One fine day, her mother and best friends drop by unexpectedly for a surprise birthday celebration. In the middle of the celebration, the biggest surprise drops in on them, in the form of a special delivery — a huge pink birthday cake that comes with the words “Happy Birthday With Love From Gerry” on top. Taped to the cake box is a cassette player, with the words “Play me” scrawled in Gerry’s familiar handwriting. So Holly presses the ‘Play’ button, her eyes welling up with tears upon hearing the voice that she has been missing so sorely. In that tape, Gerry commands her to go out and have fun on her birthday and, more importantly, to watch out for some letters that he wrote, the first one of which will come the day after her birthday. And it did. And it gave Holly hope and enough reason to keep on living.

More letters came after that. And they kept on coming in the most unexpected of ways. All of the letters triggered all sorts of memories for Holly. And they kept her alive and pushed her to go forward.
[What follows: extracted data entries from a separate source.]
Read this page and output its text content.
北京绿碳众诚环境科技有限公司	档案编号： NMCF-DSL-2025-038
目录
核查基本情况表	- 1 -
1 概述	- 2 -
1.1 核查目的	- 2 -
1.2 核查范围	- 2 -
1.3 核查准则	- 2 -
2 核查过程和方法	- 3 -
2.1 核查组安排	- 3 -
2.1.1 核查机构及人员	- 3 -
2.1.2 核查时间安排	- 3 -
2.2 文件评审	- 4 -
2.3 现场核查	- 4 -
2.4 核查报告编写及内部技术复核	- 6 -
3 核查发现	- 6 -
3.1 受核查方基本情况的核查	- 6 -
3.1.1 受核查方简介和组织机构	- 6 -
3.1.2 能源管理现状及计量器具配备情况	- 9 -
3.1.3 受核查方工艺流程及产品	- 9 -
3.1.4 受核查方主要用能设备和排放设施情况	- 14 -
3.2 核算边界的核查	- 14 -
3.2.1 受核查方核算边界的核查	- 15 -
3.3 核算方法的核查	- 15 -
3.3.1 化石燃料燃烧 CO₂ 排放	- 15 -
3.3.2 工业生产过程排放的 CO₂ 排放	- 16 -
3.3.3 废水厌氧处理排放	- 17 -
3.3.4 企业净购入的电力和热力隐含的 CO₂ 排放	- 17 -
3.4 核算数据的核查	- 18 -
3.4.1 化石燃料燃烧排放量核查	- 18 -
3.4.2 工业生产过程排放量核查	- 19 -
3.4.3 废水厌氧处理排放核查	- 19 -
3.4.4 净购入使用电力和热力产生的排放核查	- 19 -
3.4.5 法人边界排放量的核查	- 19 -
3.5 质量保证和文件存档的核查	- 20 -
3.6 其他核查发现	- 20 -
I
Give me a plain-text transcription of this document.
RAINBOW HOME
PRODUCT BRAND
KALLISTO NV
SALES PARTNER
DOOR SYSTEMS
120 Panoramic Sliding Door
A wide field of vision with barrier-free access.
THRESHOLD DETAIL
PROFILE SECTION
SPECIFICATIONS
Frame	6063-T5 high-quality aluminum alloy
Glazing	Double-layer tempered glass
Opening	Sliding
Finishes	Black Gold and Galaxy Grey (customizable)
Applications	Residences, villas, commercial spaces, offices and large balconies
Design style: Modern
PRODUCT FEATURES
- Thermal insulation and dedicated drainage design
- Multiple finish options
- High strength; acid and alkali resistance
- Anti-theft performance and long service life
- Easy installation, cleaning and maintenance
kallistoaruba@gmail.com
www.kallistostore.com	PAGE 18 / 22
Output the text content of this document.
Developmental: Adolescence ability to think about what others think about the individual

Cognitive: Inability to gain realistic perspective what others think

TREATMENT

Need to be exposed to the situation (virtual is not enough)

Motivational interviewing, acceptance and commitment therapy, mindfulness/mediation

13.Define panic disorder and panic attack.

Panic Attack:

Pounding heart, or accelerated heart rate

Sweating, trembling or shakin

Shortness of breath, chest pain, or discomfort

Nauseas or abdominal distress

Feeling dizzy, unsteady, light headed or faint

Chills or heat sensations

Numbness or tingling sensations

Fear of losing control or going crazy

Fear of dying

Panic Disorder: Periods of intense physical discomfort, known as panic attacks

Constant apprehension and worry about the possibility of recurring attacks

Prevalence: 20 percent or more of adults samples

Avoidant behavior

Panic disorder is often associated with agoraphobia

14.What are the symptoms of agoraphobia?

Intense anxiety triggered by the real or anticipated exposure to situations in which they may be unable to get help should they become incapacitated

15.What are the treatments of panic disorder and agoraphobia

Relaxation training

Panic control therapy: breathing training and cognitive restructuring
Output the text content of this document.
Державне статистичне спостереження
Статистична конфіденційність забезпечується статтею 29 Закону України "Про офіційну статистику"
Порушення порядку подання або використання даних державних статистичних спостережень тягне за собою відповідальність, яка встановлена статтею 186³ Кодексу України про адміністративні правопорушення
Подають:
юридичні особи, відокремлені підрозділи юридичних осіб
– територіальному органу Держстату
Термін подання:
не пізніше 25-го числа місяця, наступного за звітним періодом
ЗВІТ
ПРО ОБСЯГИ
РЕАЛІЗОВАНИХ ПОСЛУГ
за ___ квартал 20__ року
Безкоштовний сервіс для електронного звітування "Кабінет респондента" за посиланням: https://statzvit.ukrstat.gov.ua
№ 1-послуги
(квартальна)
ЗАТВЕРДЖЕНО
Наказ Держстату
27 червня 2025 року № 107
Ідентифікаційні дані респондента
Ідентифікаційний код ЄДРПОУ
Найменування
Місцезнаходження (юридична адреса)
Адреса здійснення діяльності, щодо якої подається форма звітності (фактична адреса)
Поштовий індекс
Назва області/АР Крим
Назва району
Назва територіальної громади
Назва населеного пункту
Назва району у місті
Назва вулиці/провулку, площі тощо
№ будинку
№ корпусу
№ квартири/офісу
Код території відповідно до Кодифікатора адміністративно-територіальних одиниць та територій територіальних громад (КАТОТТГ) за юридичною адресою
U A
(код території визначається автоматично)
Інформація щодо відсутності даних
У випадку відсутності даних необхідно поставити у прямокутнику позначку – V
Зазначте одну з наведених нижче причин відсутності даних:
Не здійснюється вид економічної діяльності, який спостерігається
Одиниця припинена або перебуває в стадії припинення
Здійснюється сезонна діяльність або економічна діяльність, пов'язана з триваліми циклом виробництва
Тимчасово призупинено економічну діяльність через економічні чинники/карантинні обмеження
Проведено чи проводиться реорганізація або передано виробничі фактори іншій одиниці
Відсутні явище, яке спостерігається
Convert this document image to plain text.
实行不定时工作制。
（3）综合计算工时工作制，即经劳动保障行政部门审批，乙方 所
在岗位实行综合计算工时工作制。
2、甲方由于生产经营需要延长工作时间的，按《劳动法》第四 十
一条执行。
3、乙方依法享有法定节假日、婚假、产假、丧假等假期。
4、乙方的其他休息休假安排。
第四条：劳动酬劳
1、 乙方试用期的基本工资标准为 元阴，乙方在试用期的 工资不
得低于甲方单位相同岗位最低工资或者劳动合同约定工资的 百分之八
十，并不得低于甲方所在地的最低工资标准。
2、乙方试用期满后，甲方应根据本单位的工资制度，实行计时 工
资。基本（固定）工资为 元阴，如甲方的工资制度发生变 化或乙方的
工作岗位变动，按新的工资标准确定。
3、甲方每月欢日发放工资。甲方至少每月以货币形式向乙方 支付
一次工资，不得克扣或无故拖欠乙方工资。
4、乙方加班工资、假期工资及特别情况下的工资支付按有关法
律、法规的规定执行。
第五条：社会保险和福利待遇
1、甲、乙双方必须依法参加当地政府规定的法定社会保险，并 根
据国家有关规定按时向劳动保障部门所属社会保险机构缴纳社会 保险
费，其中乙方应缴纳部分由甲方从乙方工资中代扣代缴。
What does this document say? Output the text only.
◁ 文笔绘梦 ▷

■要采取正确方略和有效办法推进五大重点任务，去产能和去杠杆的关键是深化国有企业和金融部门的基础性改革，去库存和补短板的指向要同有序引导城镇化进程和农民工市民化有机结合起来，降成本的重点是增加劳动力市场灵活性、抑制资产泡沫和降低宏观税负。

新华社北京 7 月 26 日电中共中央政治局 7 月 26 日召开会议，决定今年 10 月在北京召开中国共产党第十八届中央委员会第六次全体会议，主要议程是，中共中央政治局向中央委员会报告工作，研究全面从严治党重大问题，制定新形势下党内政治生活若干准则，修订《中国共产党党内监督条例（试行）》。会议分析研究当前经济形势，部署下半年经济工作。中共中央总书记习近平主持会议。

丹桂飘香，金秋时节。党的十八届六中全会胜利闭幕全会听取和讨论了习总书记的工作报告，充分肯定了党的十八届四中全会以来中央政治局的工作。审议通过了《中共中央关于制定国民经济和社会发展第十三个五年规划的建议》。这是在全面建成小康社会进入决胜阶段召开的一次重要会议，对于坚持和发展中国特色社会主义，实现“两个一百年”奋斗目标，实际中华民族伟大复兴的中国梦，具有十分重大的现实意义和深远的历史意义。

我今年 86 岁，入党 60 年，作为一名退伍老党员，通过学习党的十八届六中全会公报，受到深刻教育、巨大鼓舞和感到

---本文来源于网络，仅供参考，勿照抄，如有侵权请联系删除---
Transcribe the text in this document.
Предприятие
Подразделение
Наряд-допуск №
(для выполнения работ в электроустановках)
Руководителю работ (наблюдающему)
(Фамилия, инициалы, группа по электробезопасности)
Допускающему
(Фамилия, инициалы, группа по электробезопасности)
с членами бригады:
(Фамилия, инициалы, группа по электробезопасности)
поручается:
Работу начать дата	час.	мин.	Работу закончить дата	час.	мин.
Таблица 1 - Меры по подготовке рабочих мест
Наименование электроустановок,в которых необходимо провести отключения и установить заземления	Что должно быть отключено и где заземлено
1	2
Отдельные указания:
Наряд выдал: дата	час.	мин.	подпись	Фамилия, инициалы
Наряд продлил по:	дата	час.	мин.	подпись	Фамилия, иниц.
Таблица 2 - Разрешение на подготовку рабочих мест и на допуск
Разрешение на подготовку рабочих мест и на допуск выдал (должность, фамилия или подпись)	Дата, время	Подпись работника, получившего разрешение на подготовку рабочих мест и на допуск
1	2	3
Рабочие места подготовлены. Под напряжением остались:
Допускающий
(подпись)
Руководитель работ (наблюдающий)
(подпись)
Inasmuch as her mother was happy that Holly was getting back on to her feet again, she was also deeply concerned because, as she told Holly, the letters can’t possibly go on forever.

How does the story end? I’d have to ask you to find out for yourself by watching the movie yourself… or perhaps, reading the book, which is the next thing that I intend to do.

I can guarantee you that this movie will be one of the best 2 hours you’ll ever spend glued to a TV screen (or computer monitor, like what I did). I doubt if any woman will finish the movie without shedding a tear or two along the way. As for the men, this may very well be one of the best date movies there is to date ;) It may not be an action thriller, but it’s fast paced and full of surprises at every twist and turn, so you need not fear about feeling bored.

Excellent script, wonderful cast, great soundtrack, fantastic locations. Get the DVD. Now. And get a box of tissues ready at hand.